The new sign board is styrene. It covers up the holes where front porch used to be. I still have to design a name (probably just Fire Department) or something like that and then get a gold colored decal made.

The first image shows what the Red Horse Saloon looks like:


----------



## toddalin (Jan 4, 2008)

How about a balcony with a fire pole to slide down placed to the side of the big doors?


----------



## San Juan (Jan 3, 2008)

Posted By toddalin on 07 Aug 2011 08:50 PM 
How about a balcony with a fire pole to slide down placed to the side of the big doors?








I put the pole on the inside. Should have taken a photo of that. I installed a plastic floor, cut a round hole in it, and installed a plastic rod for the pole. I even painted it brass.


----------



## John J (Dec 29, 2007)

Great Looking Village Matt . 

JJ


----------



## paintjockey (Jan 3, 2008)

That's a perfect looking old fire house and resembles many of the single engine volunteer houses across the country. The only thing you need is a hose tower with a bell on top. In the old days fire hose was made of cotton and would have to be hung to dry so it wouldn't rot. The bell would be to signal the firefighters they had a call. 

Terry


----------



## San Juan (Jan 3, 2008)

Interesting info about cotton fire hoses Terry. That explains the tall towers you see on many early fire houses. 
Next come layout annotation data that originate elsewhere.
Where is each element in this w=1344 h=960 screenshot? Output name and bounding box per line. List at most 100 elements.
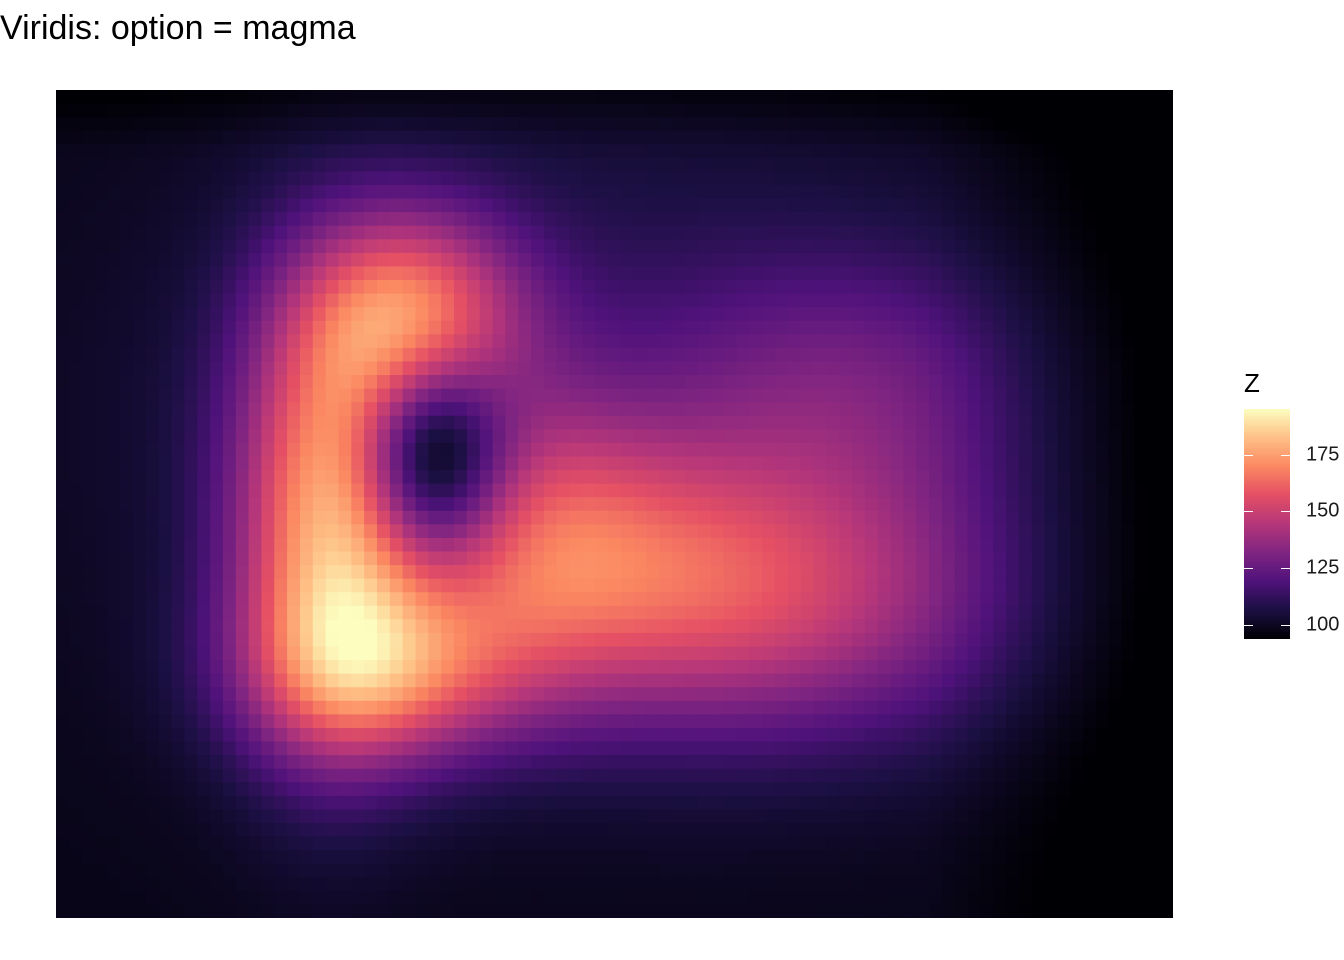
heatmap-cell: [287, 592, 301, 607]
heatmap-cell: [389, 415, 404, 430]
heatmap-cell: [633, 673, 648, 688]
heatmap-cell: [312, 592, 327, 607]
heatmap-cell: [659, 266, 673, 281]
heatmap-cell: [672, 537, 686, 553]
heatmap-cell: [376, 795, 391, 811]
heatmap-cell: [338, 212, 352, 227]
heatmap-cell: [916, 198, 930, 213]
heatmap-cell: [864, 185, 879, 200]
heatmap-cell: [749, 524, 763, 539]
heatmap-cell: [376, 714, 391, 729]
heatmap-cell: [454, 850, 468, 865]
heatmap-cell: [1160, 117, 1173, 132]
heatmap-cell: [120, 239, 134, 254]
heatmap-cell: [1031, 90, 1046, 105]
heatmap-cell: [274, 429, 288, 444]
heatmap-cell: [710, 266, 725, 281]
heatmap-cell: [608, 347, 622, 363]
heatmap-cell: [197, 822, 211, 838]
heatmap-cell: [685, 320, 699, 335]
heatmap-cell: [120, 809, 134, 824]
heatmap-cell: [774, 809, 789, 824]
heatmap-cell: [133, 632, 147, 648]
heatmap-cell: [890, 198, 904, 213]
heatmap-cell: [941, 497, 956, 512]
heatmap-cell: [826, 198, 840, 213]
heatmap-cell: [184, 415, 198, 430]
heatmap-cell: [646, 388, 661, 403]
heatmap-cell: [364, 537, 378, 553]
heatmap-cell: [813, 470, 827, 485]
heatmap-cell: [749, 429, 763, 444]
heatmap-cell: [261, 280, 275, 295]
heatmap-cell: [261, 510, 275, 525]
heatmap-cell: [697, 605, 712, 620]
heatmap-cell: [1018, 429, 1033, 444]
heatmap-cell: [133, 171, 147, 186]
heatmap-cell: [762, 361, 776, 376]
heatmap-cell: [1057, 524, 1071, 539]
heatmap-cell: [1070, 320, 1084, 335]
heatmap-cell: [299, 537, 314, 553]
heatmap-cell: [454, 755, 468, 770]
heatmap-cell: [415, 551, 429, 566]
heatmap-cell: [1095, 212, 1110, 227]
heatmap-cell: [1018, 483, 1033, 498]
heatmap-cell: [608, 171, 622, 186]
heatmap-cell: [376, 850, 391, 865]
heatmap-cell: [222, 714, 237, 729]
heatmap-cell: [415, 809, 429, 824]
heatmap-cell: [120, 632, 134, 648]
heatmap-cell: [518, 565, 532, 580]
heatmap-cell: [1160, 239, 1173, 254]
heatmap-cell: [1160, 537, 1173, 553]
heatmap-cell: [1134, 334, 1148, 349]
heatmap-cell: [492, 320, 506, 335]
heatmap-cell: [94, 171, 108, 186]
heatmap-cell: [839, 700, 853, 715]
heatmap-cell: [916, 510, 930, 525]
heatmap-cell: [402, 157, 417, 173]
heatmap-cell: [120, 741, 134, 756]
heatmap-cell: [312, 456, 327, 471]
heatmap-cell: [774, 117, 789, 132]
heatmap-cell: [402, 592, 417, 607]
heatmap-cell: [864, 551, 879, 566]
heatmap-cell: [466, 375, 481, 390]
heatmap-cell: [762, 822, 776, 838]
heatmap-cell: [1057, 768, 1071, 783]
heatmap-cell: [800, 592, 815, 607]
heatmap-cell: [287, 212, 301, 227]
heatmap-cell: [1083, 700, 1097, 715]
heatmap-cell: [94, 619, 108, 634]
heatmap-cell: [1057, 103, 1071, 118]
heatmap-cell: [723, 130, 738, 145]
heatmap-cell: [325, 212, 340, 227]
heatmap-cell: [980, 822, 994, 838]
heatmap-cell: [672, 809, 686, 824]
heatmap-cell: [543, 198, 558, 213]
heatmap-cell: [954, 632, 969, 648]
heatmap-cell: [210, 687, 224, 702]
heatmap-cell: [376, 266, 391, 281]
heatmap-cell: [826, 402, 840, 417]
heatmap-cell: [890, 755, 904, 770]
heatmap-cell: [595, 727, 609, 743]
heatmap-cell: [505, 144, 519, 159]
heatmap-cell: [1057, 375, 1071, 390]
heatmap-cell: [826, 293, 840, 308]
heatmap-cell: [428, 782, 442, 797]
heatmap-cell: [428, 510, 442, 525]
heatmap-cell: [428, 578, 442, 593]
heatmap-cell: [929, 795, 943, 811]
heatmap-cell: [1044, 442, 1059, 458]
heatmap-cell: [1108, 741, 1123, 756]
heatmap-cell: [210, 117, 224, 132]
heatmap-cell: [287, 415, 301, 430]
heatmap-cell: [68, 442, 83, 458]
heatmap-cell: [1044, 795, 1059, 811]
heatmap-cell: [145, 429, 160, 444]
heatmap-cell: [697, 361, 712, 376]
heatmap-cell: [582, 537, 596, 553]
heatmap-cell: [158, 565, 173, 580]
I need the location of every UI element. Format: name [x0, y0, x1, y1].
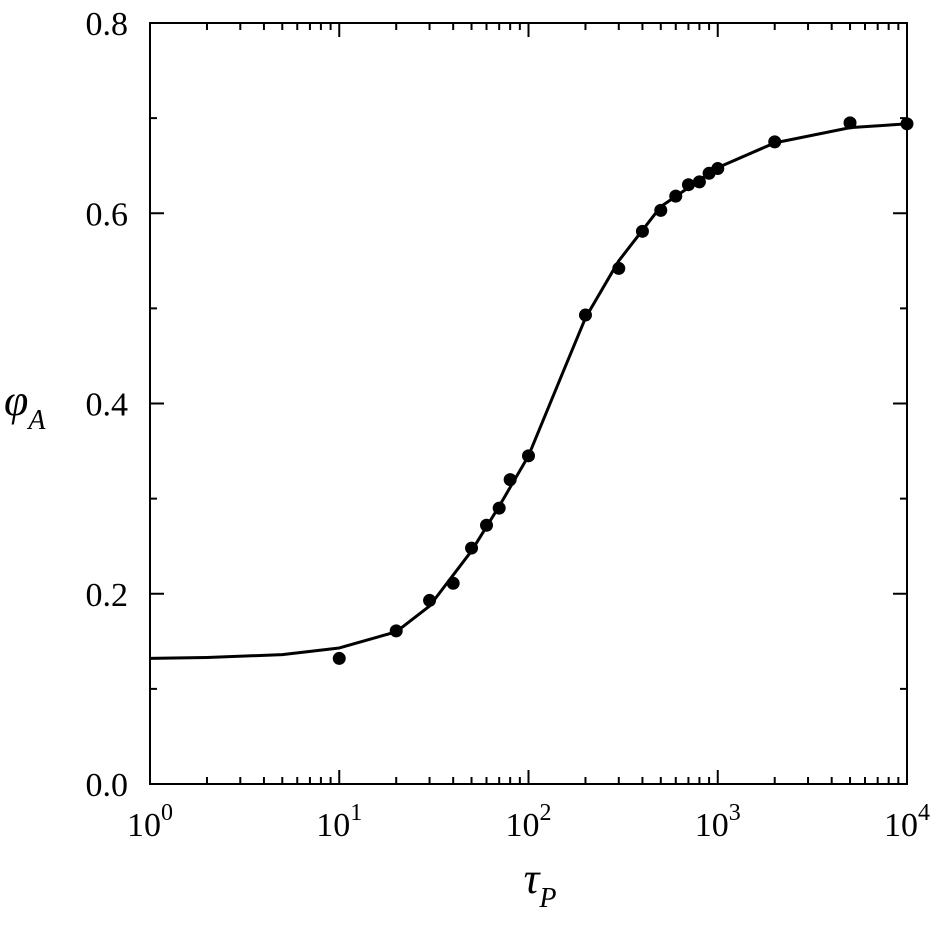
data-point — [900, 117, 914, 131]
x-tick-label: 101 — [316, 800, 362, 844]
x-tick-exp: 4 — [918, 800, 930, 826]
y-tick-label: 0.4 — [86, 387, 129, 424]
y-axis-label: φA — [4, 376, 46, 436]
y-label-symbol: φ — [4, 376, 28, 425]
x-tick-base: 10 — [884, 807, 918, 844]
x-tick-label: 103 — [695, 800, 741, 844]
x-tick-base: 10 — [506, 807, 540, 844]
x-tick-base: 10 — [695, 807, 729, 844]
data-point — [332, 651, 346, 665]
x-label-subscript: P — [538, 883, 556, 914]
y-tick-label: 0.2 — [86, 577, 129, 614]
y-label-subscript: A — [26, 405, 46, 436]
x-tick-base: 10 — [316, 807, 350, 844]
x-label-symbol: τ — [524, 854, 542, 903]
y-tick-label: 0.6 — [86, 196, 129, 233]
x-tick-label: 100 — [127, 800, 173, 844]
x-tick-exp: 2 — [540, 800, 552, 826]
x-tick-exp: 3 — [729, 800, 741, 826]
x-axis-label: τP — [524, 854, 557, 914]
x-tick-base: 10 — [127, 807, 161, 844]
y-tick-label: 0.8 — [86, 6, 129, 43]
x-tick-label: 102 — [506, 800, 552, 844]
x-tick-exp: 1 — [350, 800, 362, 826]
data-point — [654, 203, 668, 217]
data-point — [681, 178, 695, 192]
plot-frame — [149, 22, 908, 785]
y-tick-label: 0.0 — [86, 767, 129, 804]
x-tick-exp: 0 — [161, 800, 173, 826]
fit-line — [149, 122, 908, 660]
x-tick-label: 104 — [884, 800, 930, 844]
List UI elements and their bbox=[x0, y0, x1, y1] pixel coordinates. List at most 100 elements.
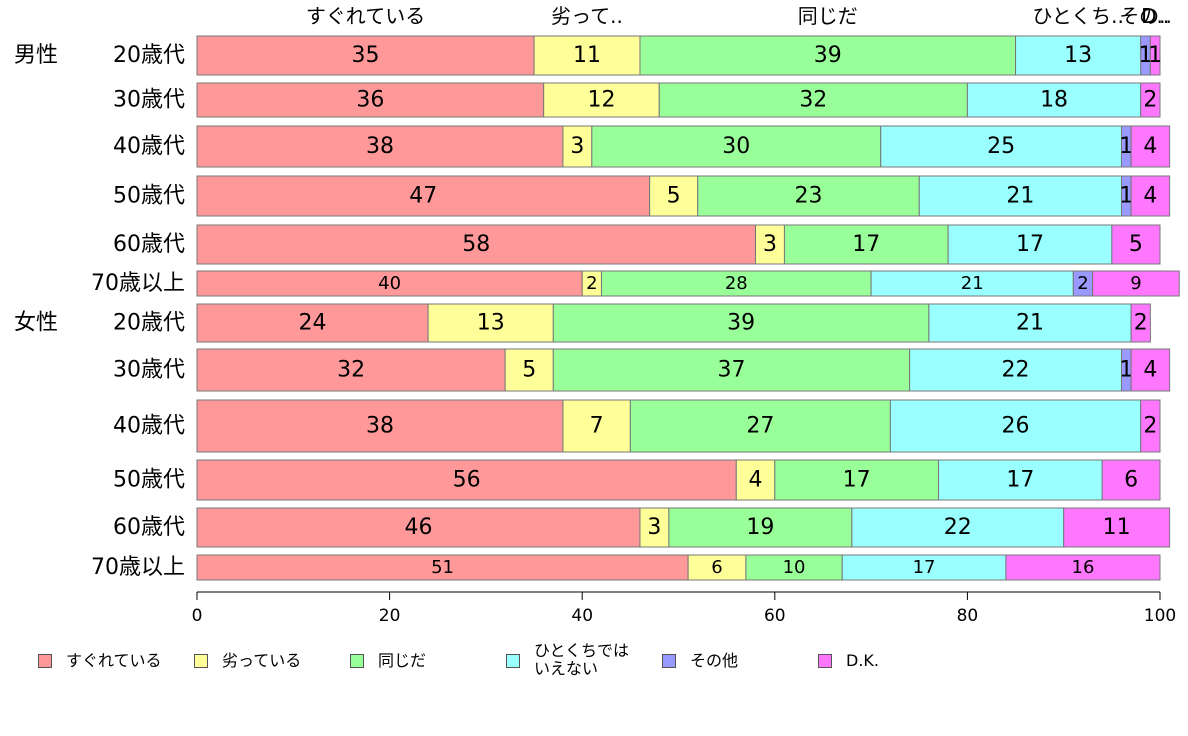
legend-item-cannot-say: ひとくちでは いえない bbox=[506, 642, 629, 678]
category-label-5: 60歳代 bbox=[113, 232, 185, 257]
bar-segment-11-4 bbox=[851, 507, 1065, 548]
legend-swatch-dk bbox=[818, 654, 832, 668]
data-label-9-6: 2 bbox=[1143, 414, 1157, 439]
data-label-6-4: 21 bbox=[961, 273, 984, 294]
category-label-6: 70歳以上 bbox=[91, 271, 185, 296]
data-label-6-1: 40 bbox=[378, 273, 401, 294]
bar-segment-4-6 bbox=[1130, 175, 1171, 217]
data-label-4-1: 47 bbox=[409, 184, 437, 209]
data-label-11-6: 11 bbox=[1103, 515, 1131, 540]
category-label-3: 40歳代 bbox=[113, 134, 185, 159]
bar-segment-8-3 bbox=[552, 348, 911, 392]
data-label-4-6: 4 bbox=[1143, 184, 1157, 209]
group-label-1: 男性 bbox=[14, 43, 58, 68]
legend-item-dk: D.K. bbox=[818, 642, 879, 670]
column-label-4: ひとくち.. bbox=[1032, 4, 1124, 28]
data-label-8-2: 5 bbox=[522, 358, 536, 383]
legend-swatch-superior bbox=[38, 654, 52, 668]
data-label-9-3: 27 bbox=[746, 414, 774, 439]
bar-segment-10-3 bbox=[774, 459, 940, 501]
legend-label-inferior: 劣っている bbox=[222, 651, 302, 670]
category-label-8: 30歳代 bbox=[113, 358, 185, 383]
bar-segment-5-1 bbox=[196, 224, 757, 265]
data-label-3-1: 38 bbox=[366, 134, 394, 159]
data-label-3-3: 30 bbox=[722, 134, 750, 159]
column-label-2: 劣って.. bbox=[551, 4, 623, 28]
column-label-5: その.. bbox=[1119, 4, 1172, 28]
data-label-2-4: 18 bbox=[1040, 88, 1068, 113]
bar-segment-2-1 bbox=[196, 82, 545, 118]
bar-segment-11-2 bbox=[639, 507, 670, 548]
data-label-9-2: 7 bbox=[590, 414, 604, 439]
data-label-4-5: 1 bbox=[1119, 184, 1133, 209]
bar-segment-7-6 bbox=[1130, 303, 1151, 343]
bar-segment-4-1 bbox=[196, 175, 651, 217]
legend-label-other: その他 bbox=[690, 651, 739, 670]
bar-segment-7-2 bbox=[427, 303, 554, 343]
data-label-3-6: 4 bbox=[1143, 134, 1157, 159]
bar-segment-3-1 bbox=[196, 125, 564, 168]
bar-segment-10-4 bbox=[938, 459, 1103, 501]
x-tick-label-60: 60 bbox=[764, 606, 786, 626]
bar-segment-4-3 bbox=[697, 175, 920, 217]
bar-segment-6-3 bbox=[600, 270, 872, 297]
legend-swatch-other bbox=[662, 654, 676, 668]
x-tick-label-20: 20 bbox=[379, 606, 401, 626]
legend-item-other: その他 bbox=[662, 642, 738, 670]
legend-label-dk: D.K. bbox=[846, 651, 879, 670]
legend-item-same: 同じだ bbox=[350, 642, 426, 670]
column-label-3: 同じだ bbox=[798, 4, 858, 28]
bar-segment-8-2 bbox=[504, 348, 554, 392]
data-label-6-5: 2 bbox=[1077, 273, 1088, 294]
bar-segment-11-6 bbox=[1063, 507, 1171, 548]
group-label-2: 女性 bbox=[14, 311, 58, 336]
data-label-1-2: 11 bbox=[573, 43, 601, 68]
category-label-2: 30歳代 bbox=[113, 88, 185, 113]
data-label-12-2: 6 bbox=[711, 557, 722, 578]
bar-segment-12-2 bbox=[687, 554, 747, 581]
data-label-5-6: 5 bbox=[1129, 232, 1143, 257]
data-label-10-1: 56 bbox=[453, 468, 481, 493]
data-label-3-2: 3 bbox=[570, 134, 584, 159]
data-label-2-3: 32 bbox=[799, 88, 827, 113]
data-label-5-2: 3 bbox=[763, 232, 777, 257]
data-label-5-1: 58 bbox=[462, 232, 490, 257]
data-label-10-4: 17 bbox=[1006, 468, 1034, 493]
legend-swatch-same bbox=[350, 654, 364, 668]
bar-segment-4-2 bbox=[649, 175, 699, 217]
data-label-5-4: 17 bbox=[1016, 232, 1044, 257]
bar-segment-1-6 bbox=[1149, 35, 1161, 76]
bar-segment-11-3 bbox=[668, 507, 853, 548]
bar-segment-12-4 bbox=[841, 554, 1007, 581]
data-label-2-2: 12 bbox=[587, 88, 615, 113]
bar-segment-12-6 bbox=[1005, 554, 1161, 581]
data-label-1-4: 13 bbox=[1064, 43, 1092, 68]
data-label-6-3: 28 bbox=[725, 273, 748, 294]
data-label-11-1: 46 bbox=[404, 515, 432, 540]
bar-segment-12-1 bbox=[196, 554, 689, 581]
legend: すぐれている 劣っている 同じだ ひとくちでは いえない その他 D.K. bbox=[38, 642, 1158, 682]
bar-segment-7-3 bbox=[552, 303, 930, 343]
data-label-1-3: 39 bbox=[814, 43, 842, 68]
category-label-9: 40歳代 bbox=[113, 414, 185, 439]
bar-segment-5-3 bbox=[783, 224, 949, 265]
data-label-8-5: 1 bbox=[1119, 358, 1133, 383]
bar-segment-3-3 bbox=[591, 125, 882, 168]
bar-segment-6-4 bbox=[870, 270, 1074, 297]
bar-segment-3-6 bbox=[1130, 125, 1171, 168]
x-tick-label-40: 40 bbox=[571, 606, 593, 626]
data-label-3-5: 1 bbox=[1119, 134, 1133, 159]
x-tick-label-80: 80 bbox=[957, 606, 979, 626]
data-label-11-4: 22 bbox=[944, 515, 972, 540]
data-label-12-6: 16 bbox=[1072, 557, 1095, 578]
data-label-7-2: 13 bbox=[477, 311, 505, 336]
data-label-11-2: 3 bbox=[647, 515, 661, 540]
data-label-9-4: 26 bbox=[1002, 414, 1030, 439]
category-label-10: 50歳代 bbox=[113, 468, 185, 493]
data-label-6-6: 9 bbox=[1130, 273, 1141, 294]
bar-segment-2-3 bbox=[658, 82, 968, 118]
bar-segment-6-6 bbox=[1092, 270, 1180, 297]
column-label-1: すぐれている bbox=[306, 4, 425, 28]
bar-segment-10-1 bbox=[196, 459, 737, 501]
data-label-7-4: 21 bbox=[1016, 311, 1044, 336]
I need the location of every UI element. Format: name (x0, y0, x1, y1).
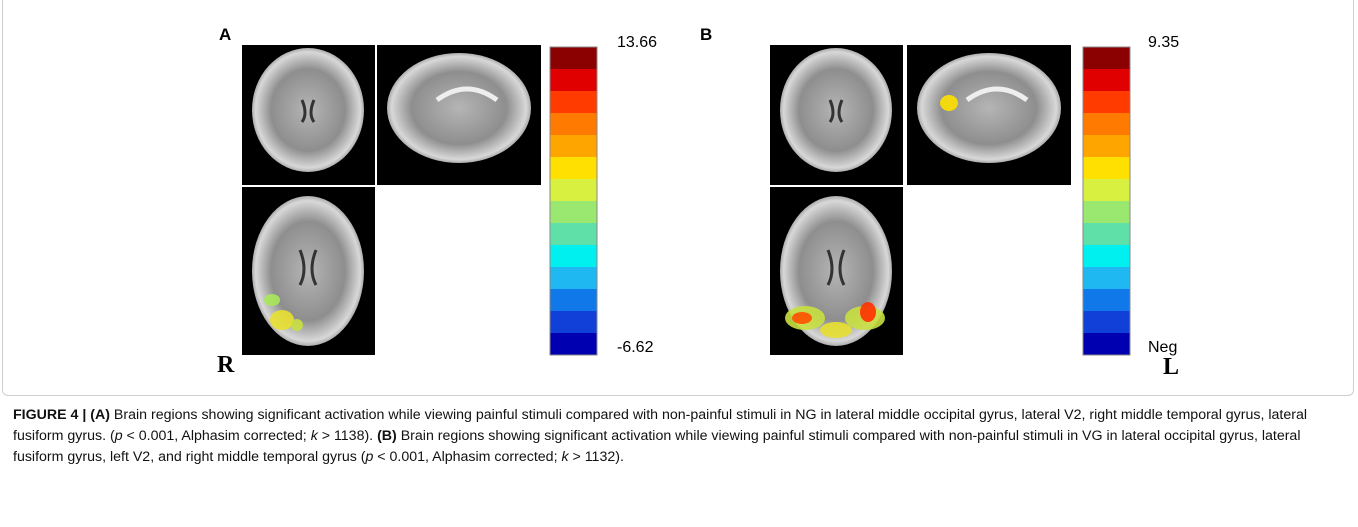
caption-text: < 0.001, Alphasim corrected; (123, 428, 311, 444)
colorbar-band (1083, 47, 1130, 70)
colorbar-band (550, 179, 597, 202)
colorbar-band (1083, 91, 1130, 114)
side-label: R (217, 352, 235, 378)
colorbar-band (1083, 333, 1130, 356)
colorbar-band (1083, 223, 1130, 246)
panel-label: B (700, 25, 712, 44)
caption-text: > 1132). (569, 449, 624, 465)
caption-text: p (115, 428, 123, 444)
activation (820, 322, 852, 338)
colorbar-band (550, 201, 597, 224)
brain-slice (252, 48, 364, 172)
colorbar-band (1083, 113, 1130, 136)
caption-text: k (311, 428, 318, 444)
colorbar-min: -6.62 (617, 339, 654, 356)
figure: A 13.66 -6.62 R B 9.35 Neg L (0, 0, 1358, 400)
caption-text: < 0.001, Alphasim corrected; (373, 449, 561, 465)
page: {"figure": { "panels": [ {"label": "A", … (0, 0, 1358, 527)
colorbar-band (550, 113, 597, 136)
colorbar-band (1083, 69, 1130, 92)
colorbar-band (1083, 267, 1130, 290)
colorbar-max: 9.35 (1148, 34, 1179, 51)
colorbar-band (550, 289, 597, 312)
activation (264, 294, 280, 306)
activation (860, 302, 876, 322)
side-label: L (1163, 354, 1179, 380)
brain-slice (252, 196, 364, 346)
panel-label: A (219, 25, 231, 44)
caption-text: > 1138). (318, 428, 377, 444)
colorbar-band (550, 333, 597, 356)
colorbar-band (1083, 245, 1130, 268)
panel-a (242, 45, 597, 356)
colorbar-max: 13.66 (617, 34, 657, 51)
caption-text: FIGURE 4 | (A) (13, 407, 110, 423)
brain-slice (780, 48, 892, 172)
caption: FIGURE 4 | (A) Brain regions showing sig… (13, 405, 1343, 468)
colorbar-band (550, 91, 597, 114)
colorbar-band (550, 223, 597, 246)
colorbar-band (1083, 179, 1130, 202)
activation (792, 312, 812, 324)
activation (270, 310, 294, 330)
caption-text: (B) (377, 428, 397, 444)
brain-slice (387, 53, 531, 163)
activation (940, 95, 958, 111)
colorbar-band (1083, 311, 1130, 334)
colorbar-band (550, 245, 597, 268)
caption-text: k (561, 449, 568, 465)
colorbar-band (550, 69, 597, 92)
colorbar-band (550, 267, 597, 290)
panel-b (770, 45, 1130, 356)
colorbar-band (1083, 289, 1130, 312)
colorbar-band (550, 135, 597, 158)
colorbar-band (1083, 201, 1130, 224)
colorbar-band (1083, 157, 1130, 180)
colorbar-band (550, 311, 597, 334)
colorbar-band (550, 157, 597, 180)
colorbar-band (1083, 135, 1130, 158)
colorbar-band (550, 47, 597, 70)
brain-slice (917, 53, 1061, 163)
activation (291, 319, 303, 331)
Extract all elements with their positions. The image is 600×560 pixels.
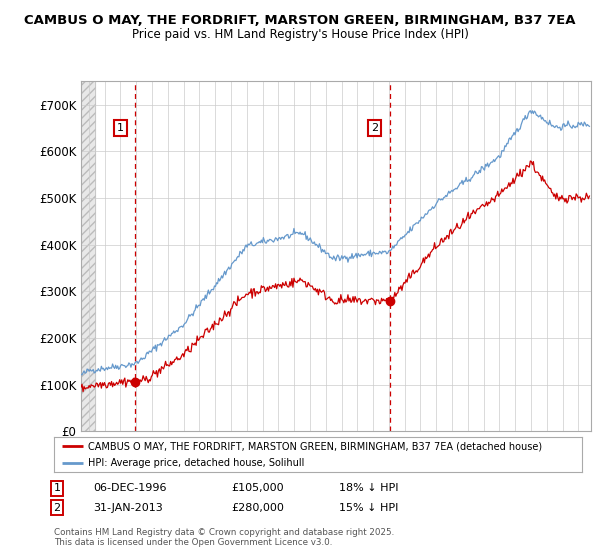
Bar — [65, 81, 95, 431]
Text: Price paid vs. HM Land Registry's House Price Index (HPI): Price paid vs. HM Land Registry's House … — [131, 28, 469, 41]
Text: £105,000: £105,000 — [231, 483, 284, 493]
Text: CAMBUS O MAY, THE FORDRIFT, MARSTON GREEN, BIRMINGHAM, B37 7EA: CAMBUS O MAY, THE FORDRIFT, MARSTON GREE… — [24, 14, 576, 27]
Text: CAMBUS O MAY, THE FORDRIFT, MARSTON GREEN, BIRMINGHAM, B37 7EA (detached house): CAMBUS O MAY, THE FORDRIFT, MARSTON GREE… — [88, 441, 542, 451]
Text: 1: 1 — [117, 123, 124, 133]
Text: Contains HM Land Registry data © Crown copyright and database right 2025.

Do you (or anyone else) know if cotton hoses were still in use by the late 1940s to early 1950s? That's the era of our layout.


----------



## paintjockey (Jan 3, 2008)

Older, poorer stations used cotton hose well into the 80's. The double jacketed synthetic hose started showing up in the late 60's. 

Terry


----------



## John J (Dec 29, 2007)

Don't they use a rubber hose with some kind of canvas jacket on the out side now a days?

JJ


----------



## paintjockey (Jan 3, 2008)

Yeah it has about a 1/16" rubber hose to keep it water tight and a double jacket outer layer. the hose is made from different materials including kevlar. All are rot proof and very durable to some substanstial abuse. 

Terry


----------